Just curious if anyone here got the iPad then took it back and purchased a different tablet.
Yeah, I know. Why would former iPad owners be here? I'm sure there are a few of you hanging around.
I guess I can raise my hand here. I bought the iPad, played with it for some days, found that it absolutely sucked at everything that I wanted to do with it (read eBooks, especially in bright daylight, watch movies, surf the web, write emails, WRITE, use it for remote administration of my server farm at work), and then I returned it to Apple. I own a Kindle now. While you cannot compare a Kindle with an iPad - one is a pure eBook reader, the other pretends to be a multi-purpose device - the Kindle does not suck at the one thing it was made for: Being an eBook reader.
The iPad's display is a nightmare in bright daylight, the on-screen-"keyboard" is the worst thing imaginable for writing, and iOS is too restricted to be a truly useful platform for real world use. Also, the iPad's hardware is too weak for even playing back movie rips without stuttering or dropping frames.
The only thing that was nice on it was playing Plants vs Zombies or Shredder Chess. And even here, I must say, I prefer my iPhone.
I might take another look at the iPad when it's grown up. But by that time, the competition will have released a series of devices with real operating systems that do not suffer from Apple's Walled Garden syndrome. And that Walled Garden will eventually be the iPad's worst enemy.
Anyway. I don't hate the iPad. I just think that it is a really useless toy.
I don't really get the "I wanted it to do more" complaints. Of course we want everything we own to do more but it's not as if you were sold some blind item. I'm neither wealthy nor poor but before I drop nearly $1,000 on something I do a little bit of due diligence. I bought mine on the day the 3G was released and I already had a good sense of what it could and couldn't do so the "but it can't do...." posts seem a bit misguided.
There are too many things that you can only find out once you own and use the device for more than a few minutes in a shop. Usually, you grant an Apple device the benefit of the doubt, like, for example, "I probably get used to the on screen keyboard after a couple of days". But then you discover that you don't, and then you realize that the device doesn't cut it for you.
You are also misled by Apple to believe that Pages for iPad is a real word processor, and then you use it and find out that it is just something like the Wordpad accessory for Windows.
Apple also tries to tell you that you don't need Java or Flash for a real web browsing experience.
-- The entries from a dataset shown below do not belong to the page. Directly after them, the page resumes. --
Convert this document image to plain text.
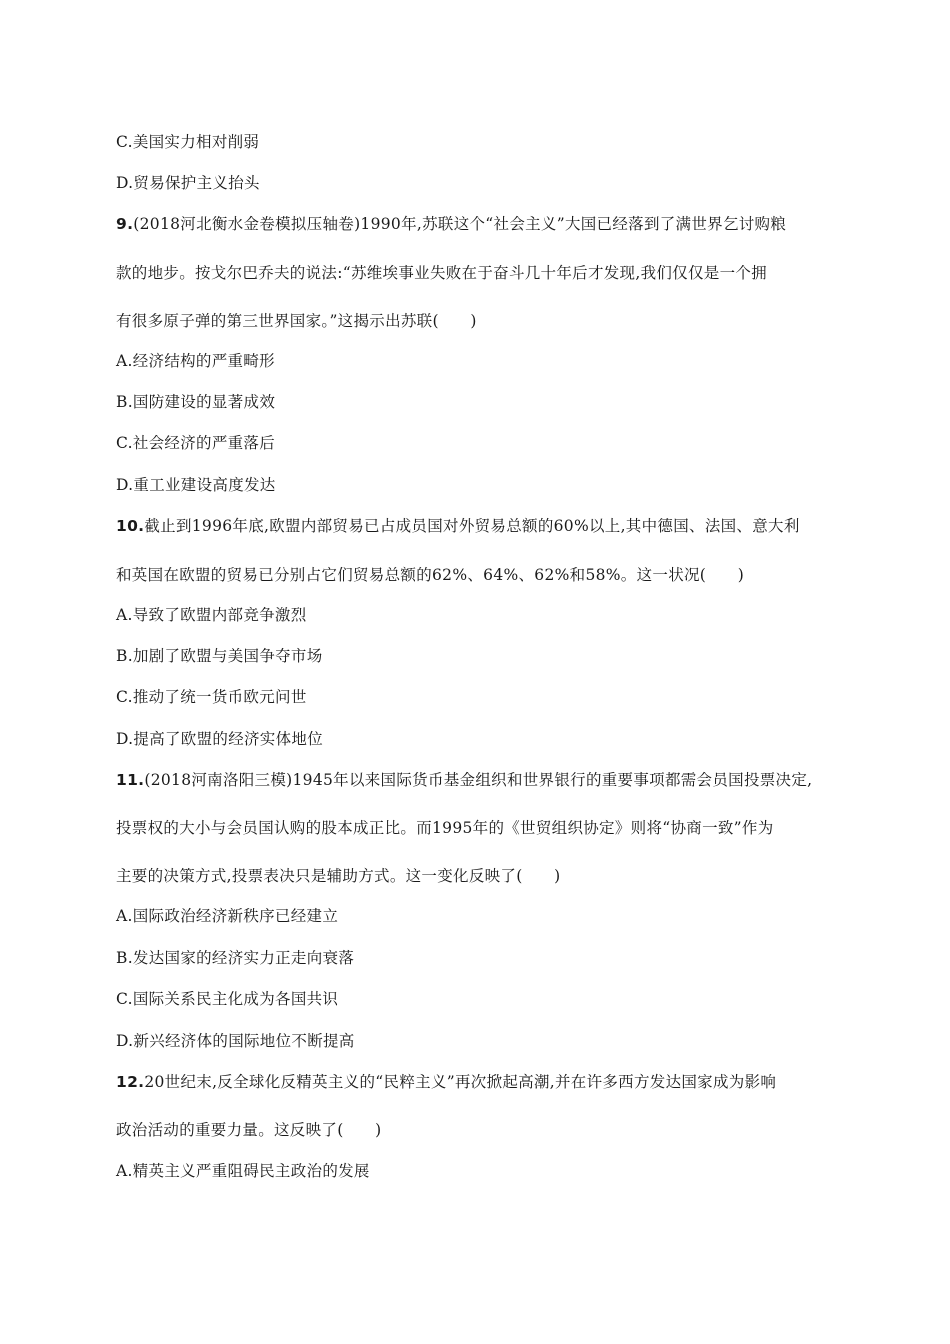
C.美国实力相对削弱
D.贸易保护主义抬头
9.(2018河北衡水金卷模拟压轴卷)1990年,苏联这个“社会主义”大国已经落到了满世界乞讨购粮
款的地步。按戈尔巴乔夫的说法:“苏维埃事业失败在于奋斗几十年后才发现,我们仅仅是一个拥
有很多原子弹的第三世界国家。”这揭示出苏联(　　)
A.经济结构的严重畸形
B.国防建设的显著成效
C.社会经济的严重落后
D.重工业建设高度发达
10.截止到1996年底,欧盟内部贸易已占成员国对外贸易总额的60%以上,其中德国、法国、意大利
和英国在欧盟的贸易已分别占它们贸易总额的62%、64%、62%和58%。这一状况(　　)
A.导致了欧盟内部竞争激烈
B.加剧了欧盟与美国争夺市场
C.推动了统一货币欧元问世
D.提高了欧盟的经济实体地位
11.(2018河南洛阳三模)1945年以来国际货币基金组织和世界银行的重要事项都需会员国投票决定,
投票权的大小与会员国认购的股本成正比。而1995年的《世贸组织协定》则将“协商一致”作为
主要的决策方式,投票表决只是辅助方式。这一变化反映了(　　)
A.国际政治经济新秩序已经建立
B.发达国家的经济实力正走向衰落
C.国际关系民主化成为各国共识
D.新兴经济体的国际地位不断提高
12.20世纪末,反全球化反精英主义的“民粹主义”再次掀起高潮,并在许多西方发达国家成为影响
政治活动的重要力量。这反映了(　　)
A.精英主义严重阻碍民主政治的发展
Well, they obviously don't expect their users to connect their iPads to a corporate Intranet, video surveillance servers or any of the gazillion of online games or video websites on the Internet.
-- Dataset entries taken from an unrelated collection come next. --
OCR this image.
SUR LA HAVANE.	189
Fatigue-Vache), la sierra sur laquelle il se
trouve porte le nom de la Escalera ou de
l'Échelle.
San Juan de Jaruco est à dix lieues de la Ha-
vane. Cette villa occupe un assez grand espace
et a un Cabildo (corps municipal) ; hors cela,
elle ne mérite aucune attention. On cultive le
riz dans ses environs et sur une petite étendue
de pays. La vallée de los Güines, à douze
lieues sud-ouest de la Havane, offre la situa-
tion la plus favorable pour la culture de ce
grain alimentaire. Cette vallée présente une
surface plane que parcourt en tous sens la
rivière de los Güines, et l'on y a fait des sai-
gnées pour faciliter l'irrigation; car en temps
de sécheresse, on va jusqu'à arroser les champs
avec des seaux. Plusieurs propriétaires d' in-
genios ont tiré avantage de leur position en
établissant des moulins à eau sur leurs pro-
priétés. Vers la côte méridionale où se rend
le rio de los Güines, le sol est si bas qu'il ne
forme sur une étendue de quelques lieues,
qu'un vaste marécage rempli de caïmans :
Apple also tells you that you can watch movies on the iPad. Well, not ONE of dozens of rips that I have on my hard disk played without frame drops on the iPad, and I tried almost all available (pay-for) video players from the AppStore.
Then the damn thing is just too heavy to really use it as an eBook reader in bed. Compare it with a Kindle and then honestly tell me what you prefer for reading a novel.
None of this can really be found out by reading hyped reviews or by playing with the thing in a store. You have to own the gadget for a couple of days to get there. And on the fourth day, I couldn't come up with anymore excuses for owning a useless electronic gadget and returned it.